Table 6 shows the mean drug prescriptions of specific pharmacological groups in each cluster. As expected, patients show prescription profiles that are concordant with HF severity and comorbidity profiles. Among all clusters, anticoagulants are the most frequent drug prescription group (47.42%). Cluster1 shows the highest percentage of utilization of all drug groups, including drugs used for treating comorbidities (bronchodilators and hematinic factors), which is both consistent with it being the cluster with most advanced disease stages and the highest number of comorbidities. Patients from Clusters 3 and 4 have a lower percentage of all drug groups when compared to Cluster1 and Cluster2. In Cluster4, despite the high prevalence of Anemia, only 16.37% of patients were prescribed hematinic factors.

Overall, 60.91% of the patients had at least 1 hospitalization and 83.71% had at least one emergency admission during the observation period (see Table 7). Cluster1 had the highest rate of unplanned hospital admissions, both aggregated and number of admissions per year.

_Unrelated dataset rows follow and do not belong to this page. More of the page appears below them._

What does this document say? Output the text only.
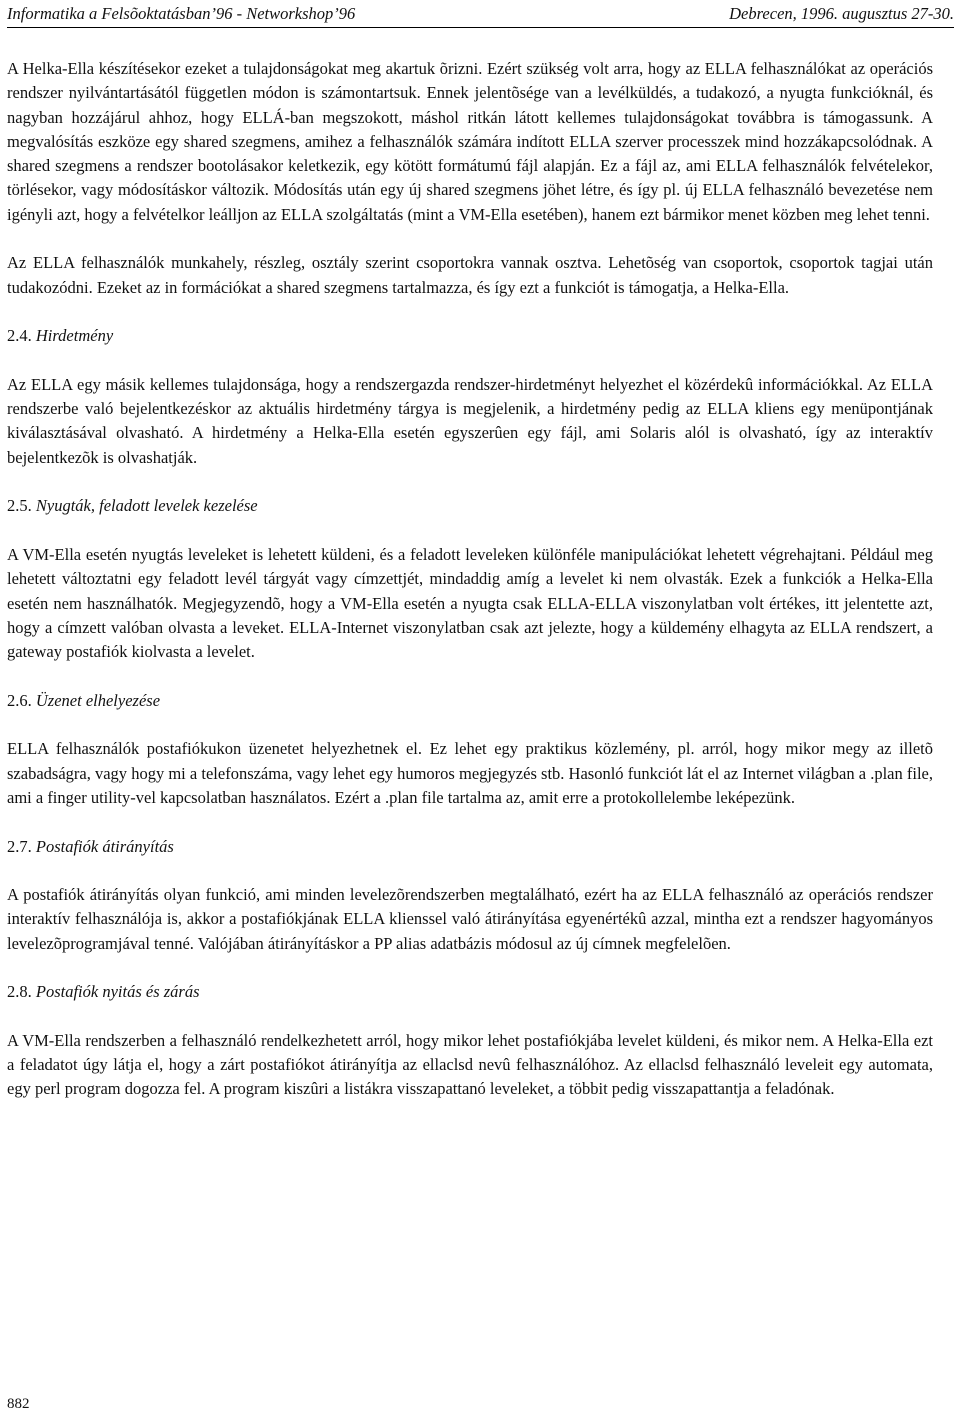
Informatika a Felsõoktatásban’96 - Networkshop’96	Debrecen, 1996. augusztus 27-30.

A Helka-Ella készítésekor ezeket a tulajdonságokat meg akartuk õrizni. Ezért szükség volt arra, hogy az ELLA felhasználókat az operációs rendszer nyilvántartásától független módon is számontartsuk. Ennek jelentõsége van a levélküldés, a tudakozó, a nyugta funkcióknál, és nagyban hozzájárul ahhoz, hogy ELLÁ-ban megszokott, máshol ritkán látott kellemes tulajdonságokat továbbra is támogassunk. A megvalósítás eszköze egy shared szegmens, amihez a felhasználók számára indított ELLA szerver processzek mind hozzákapcsolódnak. A shared szegmens a rendszer bootolásakor keletkezik, egy kötött formátumú fájl alapján. Ez a fájl az, ami ELLA felhasználók felvételekor, törlésekor, vagy módosításkor változik. Módosítás után egy új shared szegmens jöhet létre, és így pl. új ELLA felhasználó bevezetése nem igényli azt, hogy a felvételkor leálljon az ELLA szolgáltatás (mint a VM-Ella esetében), hanem ezt bármikor menet közben meg lehet tenni.

Az ELLA felhasználók munkahely, részleg, osztály szerint csoportokra vannak osztva. Lehetõség van csoportok, csoportok tagjai után tudakozódni. Ezeket az in formációkat a shared szegmens tartalmazza, és így ezt a funkciót is támogatja, a Helka-Ella.

2.4. Hirdetmény

Az ELLA egy másik kellemes tulajdonsága, hogy a rendszergazda rendszer-hirdetményt helyezhet el közérdekû információkkal. Az ELLA rendszerbe való bejelentkezéskor az aktuális hirdetmény tárgya is megjelenik, a hirdetmény pedig az ELLA kliens egy menüpontjának kiválasztásával olvasható. A hirdetmény a Helka-Ella esetén egyszerûen egy fájl, ami Solaris alól is olvasható, így az interaktív bejelentkezõk is olvashatják.

2.5. Nyugták, feladott levelek kezelése

A VM-Ella esetén nyugtás leveleket is lehetett küldeni, és a feladott leveleken különféle manipulációkat lehetett végrehajtani. Például meg lehetett változtatni egy feladott levél tárgyát vagy címzettjét, mindaddig amíg a levelet ki nem olvasták. Ezek a funkciók a Helka-Ella esetén nem használhatók. Megjegyzendõ, hogy a VM-Ella esetén a nyugta csak ELLA-ELLA viszonylatban volt értékes, itt jelentette azt, hogy a címzett valóban olvasta a leveket. ELLA-Internet viszonylatban csak azt jelezte, hogy a küldemény elhagyta az ELLA rendszert, a gateway postafiók kiolvasta a levelet.

2.6. Üzenet elhelyezése

ELLA felhasználók postafiókukon üzenetet helyezhetnek el. Ez lehet egy praktikus közlemény, pl. arról, hogy mikor megy az illetõ szabadságra, vagy hogy mi a telefonszáma, vagy lehet egy humoros megjegyzés stb. Hasonló funkciót lát el az Internet világban a .plan file, ami a finger utility-vel kapcsolatban használatos. Ezért a .plan file tartalma az, amit erre a protokollelembe leképezünk.

2.7. Postafiók átirányítás

A postafiók átirányítás olyan funkció, ami minden levelezõrendszerben megtalálható, ezért ha az ELLA felhasználó az operációs rendszer interaktív felhasználója is, akkor a postafiókjának ELLA klienssel való átirányítása egyenértékû azzal, mintha ezt a rendszer hagyományos levelezõprogramjával tenné. Valójában átirányításkor a PP alias adatbázis módosul az új címnek megfelelõen.

2.8. Postafiók nyitás és zárás

A VM-Ella rendszerben a felhasználó rendelkezhetett arról, hogy mikor lehet postafiókjába levelet küldeni, és mikor nem. A Helka-Ella ezt a feladatot úgy látja el, hogy a zárt postafiókot átirányítja az ellaclsd nevû felhasználóhoz. Az ellaclsd felhasználó leveleit egy automata, egy perl program dogozza fel. A program kiszûri a listákra visszapattanó leveleket, a többit pedig visszapattantja a feladónak.

882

Cluster2 and Cluster3 had lower percentages of unplanned hospital admissions, while Cluster4 had the lowest rate among the four clusters.

Figure 7 shows univariate Kaplan-Meier curves for the outcomes of hospitalisation and emergency admission, stratified by clusters, for a time period of 2 years post HF diagnosis. Cluster1 appears as the highest risk cluster, having the highest rate of unplanned hospital admissions at all times. Contrarily, Cluster4 shows the lowest rate of unplanned hospital admissions during the study period, while Cluster2 and Cluster3 have in-between values.

Table 8 shows the hazard ratios for three different Cox proportional hazard models computed: Model 1 is an unadjusted model, Model 2 is adjusted for age and gender only and Model 3 is adjusted for age, gender and NT-pro-BNP level. Hazard ratio (HR) is computed in relation to the lowest risk cluster (Cluster4). Cluster 1 shows the highest HR for both emergency department visit (5.86; CI 4.80 - 7.15) and hospital admission (2.73; CI 2.38 - 3.14). Even after adjusting for age, gender, and NT-pro-BNP, differences (Models 2 and 3) in HR among clusters remain significant.